REPUBLIKA.CO.ID, JAKARTA -- Gempa bumi yang terjadi di Majene sejak Kamis (14/1) hingga Jumat (15/1) dini hari terjadi berdekatan dengan sumber gempa yang memicu tsunami pada 1969 silam. Menurut Badan Meteorologi, Klimatologi, dan Geofisika (BMKG), gempa pada 23 Februari 1969 tersebut berkekuatan 6,9 skala richter pada kedalaman 13 kilometer.

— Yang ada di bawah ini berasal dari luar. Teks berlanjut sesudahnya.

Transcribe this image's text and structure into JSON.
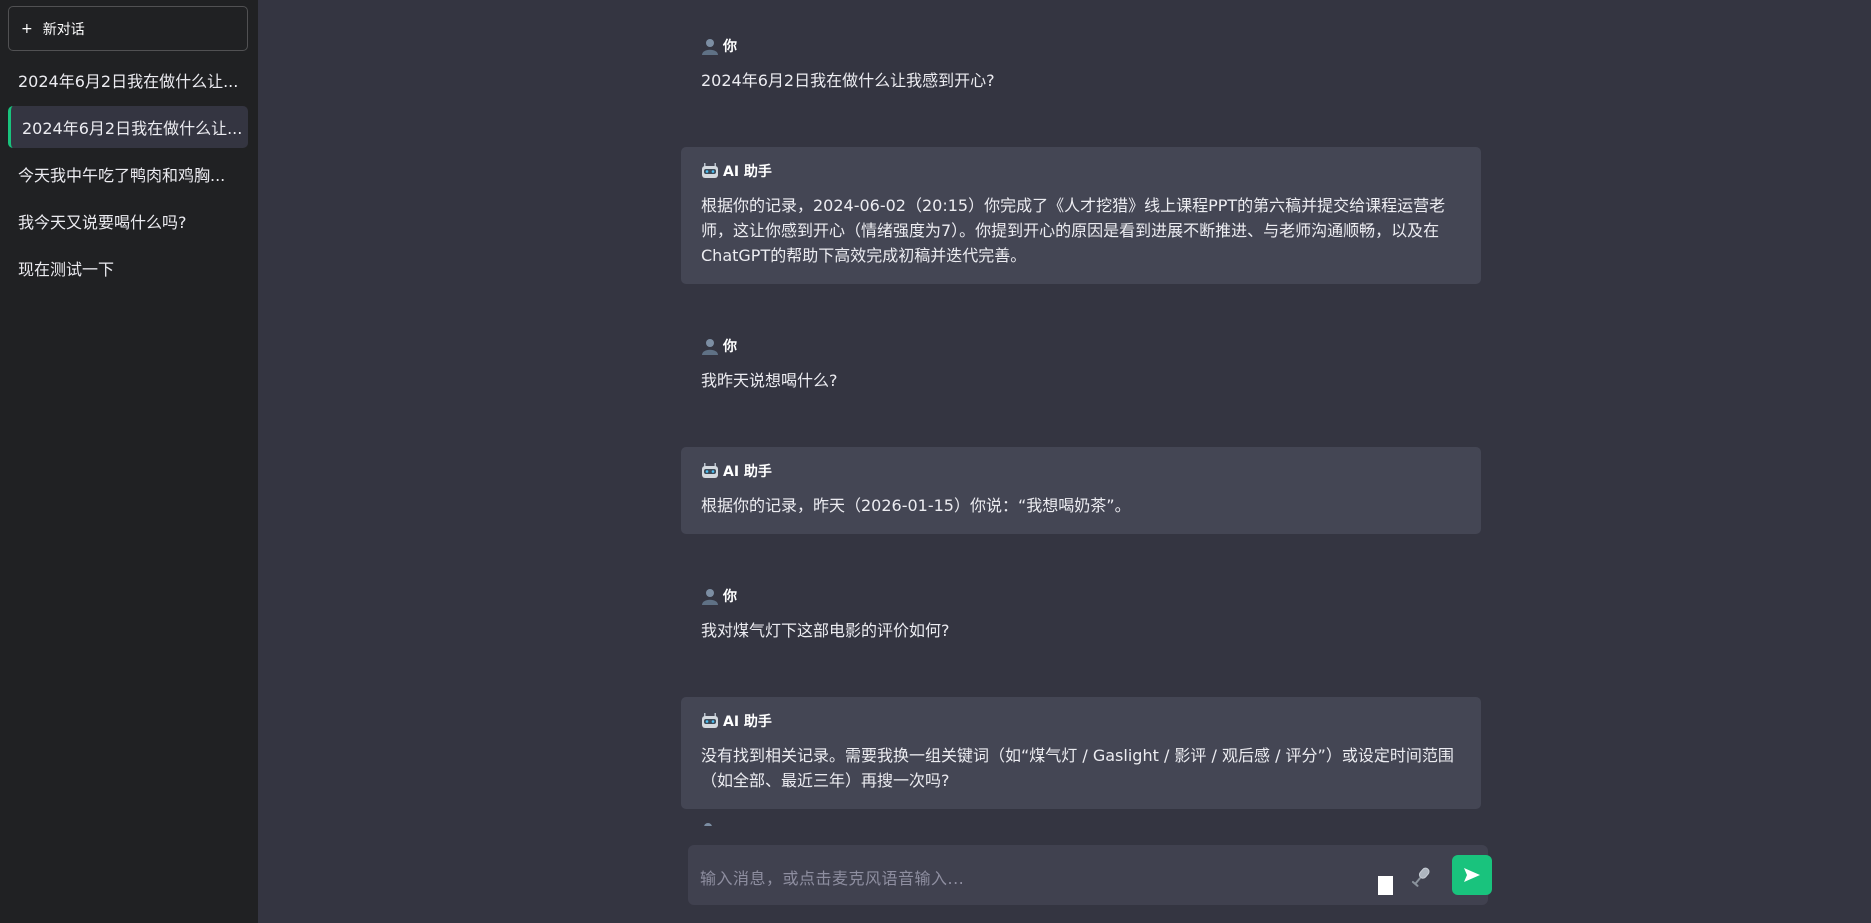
{
  "sidebar": {
    "new_chat_label": "新对话",
    "new_chat_icon": "+",
    "history": [
      {
        "label": "2024年6月2日我在做什么让..."
      },
      {
        "label": "2024年6月2日我在做什么让..."
      },
      {
        "label": "今天我中午吃了鸭肉和鸡胸..."
      },
      {
        "label": "我今天又说要喝什么吗?"
      },
      {
        "label": "现在测试一下"
      }
    ]
  },
  "messages": [
    {
      "role": "user",
      "sender": "你",
      "text": "2024年6月2日我在做什么让我感到开心?"
    },
    {
      "role": "ai",
      "sender": "AI 助手",
      "text": "根据你的记录，2024-06-02（20:15）你完成了《人才挖猎》线上课程PPT的第六稿并提交给课程运营老师，这让你感到开心（情绪强度为7）。你提到开心的原因是看到进展不断推进、与老师沟通顺畅，以及在ChatGPT的帮助下高效完成初稿并迭代完善。"
    },
    {
      "role": "user",
      "sender": "你",
      "text": "我昨天说想喝什么?"
    },
    {
      "role": "ai",
      "sender": "AI 助手",
      "text": "根据你的记录，昨天（2026-01-15）你说：“我想喝奶茶”。"
    },
    {
      "role": "user",
      "sender": "你",
      "text": "我对煤气灯下这部电影的评价如何?"
    },
    {
      "role": "ai",
      "sender": "AI 助手",
      "text": "没有找到相关记录。需要我换一组关键词（如“煤气灯 / Gaslight / 影评 / 观后感 / 评分”）或设定时间范围（如全部、最近三年）再搜一次吗?"
    }
  ],
  "input": {
    "placeholder": "输入消息，或点击麦克风语音输入...",
    "value": ""
  },
  "icons": {
    "user_avatar": "user-avatar-icon",
    "ai_avatar": "robot-icon",
    "mic": "microphone-icon",
    "send": "send-icon"
  },
  "colors": {
    "accent": "#19c37d",
    "sidebar_bg": "#202123",
    "chat_bg": "#343541",
    "ai_bubble_bg": "#444654",
    "input_bg": "#40414f"
  }
}
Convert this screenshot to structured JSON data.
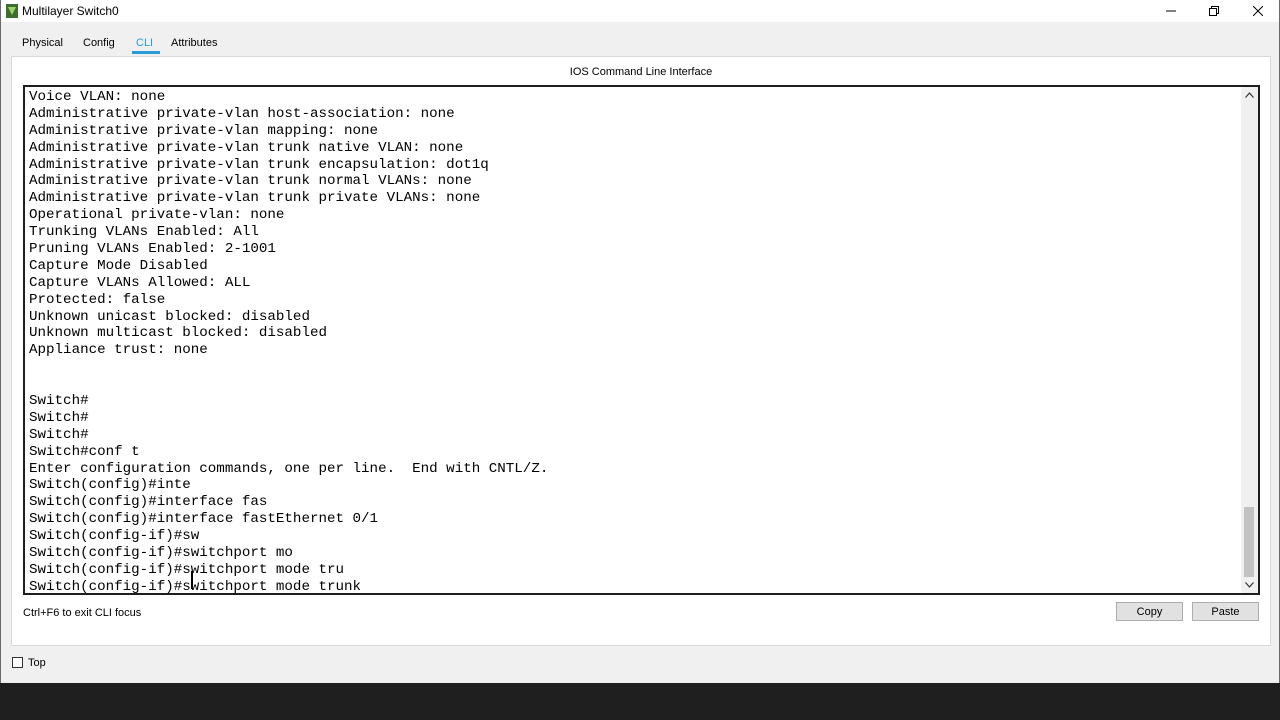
{
  "window": {
    "title": "Multilayer Switch0"
  },
  "tabs": [
    {
      "label": "Physical"
    },
    {
      "label": "Config"
    },
    {
      "label": "CLI"
    },
    {
      "label": "Attributes"
    }
  ],
  "active_tab": "CLI",
  "panel": {
    "title": "IOS Command Line Interface"
  },
  "terminal": {
    "lines": [
      "Voice VLAN: none",
      "Administrative private-vlan host-association: none",
      "Administrative private-vlan mapping: none",
      "Administrative private-vlan trunk native VLAN: none",
      "Administrative private-vlan trunk encapsulation: dot1q",
      "Administrative private-vlan trunk normal VLANs: none",
      "Administrative private-vlan trunk private VLANs: none",
      "Operational private-vlan: none",
      "Trunking VLANs Enabled: All",
      "Pruning VLANs Enabled: 2-1001",
      "Capture Mode Disabled",
      "Capture VLANs Allowed: ALL",
      "Protected: false",
      "Unknown unicast blocked: disabled",
      "Unknown multicast blocked: disabled",
      "Appliance trust: none",
      "",
      "",
      "Switch#",
      "Switch#",
      "Switch#",
      "Switch#conf t",
      "Enter configuration commands, one per line.  End with CNTL/Z.",
      "Switch(config)#inte",
      "Switch(config)#interface fas",
      "Switch(config)#interface fastEthernet 0/1",
      "Switch(config-if)#sw",
      "Switch(config-if)#switchport mo",
      "Switch(config-if)#switchport mode tru",
      "Switch(config-if)#switchport mode trunk"
    ]
  },
  "footer": {
    "hint": "Ctrl+F6 to exit CLI focus",
    "copy_label": "Copy",
    "paste_label": "Paste"
  },
  "bottom": {
    "top_label": "Top",
    "top_checked": false
  },
  "colors": {
    "accent": "#2a9bd6",
    "taskbar": "#1f1f1f"
  }
}
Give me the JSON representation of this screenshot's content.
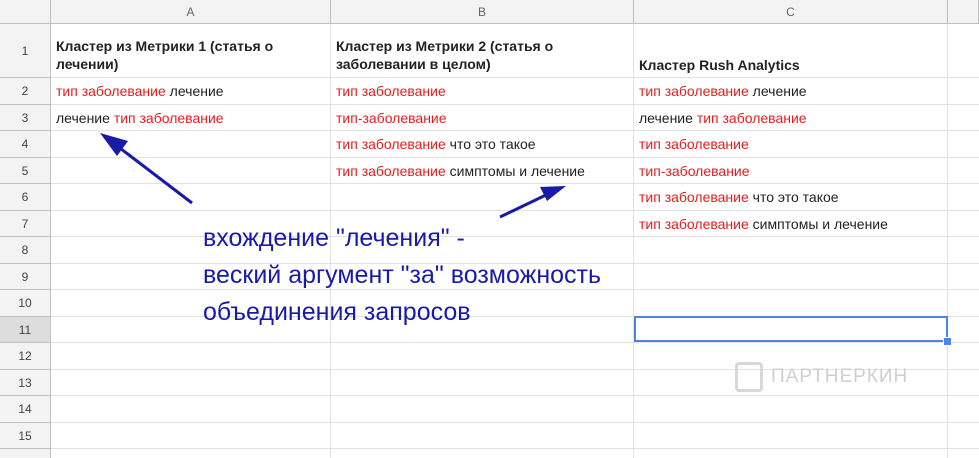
{
  "columns": [
    "A",
    "B",
    "C"
  ],
  "rows": [
    "1",
    "2",
    "3",
    "4",
    "5",
    "6",
    "7",
    "8",
    "9",
    "10",
    "11",
    "12",
    "13",
    "14",
    "15"
  ],
  "cells": {
    "A1": "Кластер из Метрики 1 (статья о лечении)",
    "B1": "Кластер из Метрики 2 (статья о заболевании в целом)",
    "C1": "Кластер Rush Analytics",
    "A2_red": "тип заболевание",
    "A2_black": " лечение",
    "A3_black": "лечение ",
    "A3_red": "тип заболевание",
    "B2_red": "тип заболевание",
    "B3_red": "тип-заболевание",
    "B4_red": "тип заболевание",
    "B4_black": " что это такое",
    "B5_red": "тип заболевание",
    "B5_black": " симптомы и лечение",
    "C2_red": "тип заболевание",
    "C2_black": " лечение",
    "C3_black": "лечение ",
    "C3_red": "тип заболевание",
    "C4_red": "тип заболевание",
    "C5_red": "тип-заболевание",
    "C6_red": "тип заболевание",
    "C6_black": " что это такое",
    "C7_red": "тип заболевание",
    "C7_black": " симптомы и лечение"
  },
  "annotation": {
    "line1": "вхождение \"лечения\" -",
    "line2": "веский аргумент \"за\" возможность",
    "line3": "объединения запросов"
  },
  "watermark": "ПАРТНЕРКИН",
  "colors": {
    "red_text": "#e02020",
    "annotation": "#1a1aa8",
    "selection": "#4a86e8"
  }
}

"Mengingat pesisir Majene pernah terjadi tsunami pada 1969, masyarakat yang bermukim di wilayah Pesisir Majene perlu waspada jika merasakan gempa kuat agar segera menjauh dari pantai tanpa menunggu peringatan dini tsunami dari BMKG," ujar Koordinator Mitigasi Gempabumi dan Tsunami BMKG Daryono dalam konferensi pers virtual, Jumat (15/1).
Daryono menjelaskan, gempa saat itu menyebabkan 64 orang meninggal, 97 orang luka-luka, dan 1.287 rumah serta masjid mengalami kerusakan. Dermaga pelabuhan pecah, timbul tsunami dengan ketinggian empat meter di Pelattoang dan 1,5 meter di Parasanga dan Palili.
Dengan kembalinya terjadi gempa kuat di Majene dini hari tadi, maka gempa yang terjadi pada hari Kamis (14/1) pukul 13.35.49 WIB kemarin statusnya menjadi gempa pendahuluan/pembuka (foreshock). Untuk sementara, gempa yang terjadi pada pagi dini hari tadi statusnya sebagai gempa utama (mainshocks).
"Semoga status ini tidak berubah dan justru akan meluruh, melemah hanya terjadi gempa susulan (aftershocks) dengan kekuatan yang terus mengecil dan kembali stabil," kata Daryono.
Kepala BMKG Dwikorita menambahkan ada potensi munculnya gempa di lempeng tektonik lainnya yang terpicu oleh lempeng tektonik yang terjadi di Majene. "Ada kemungkinan, kami masih tetap memantau dan mengimbau untuk antisipasi terjadinya pergerakan di patahan lain," ujarnya.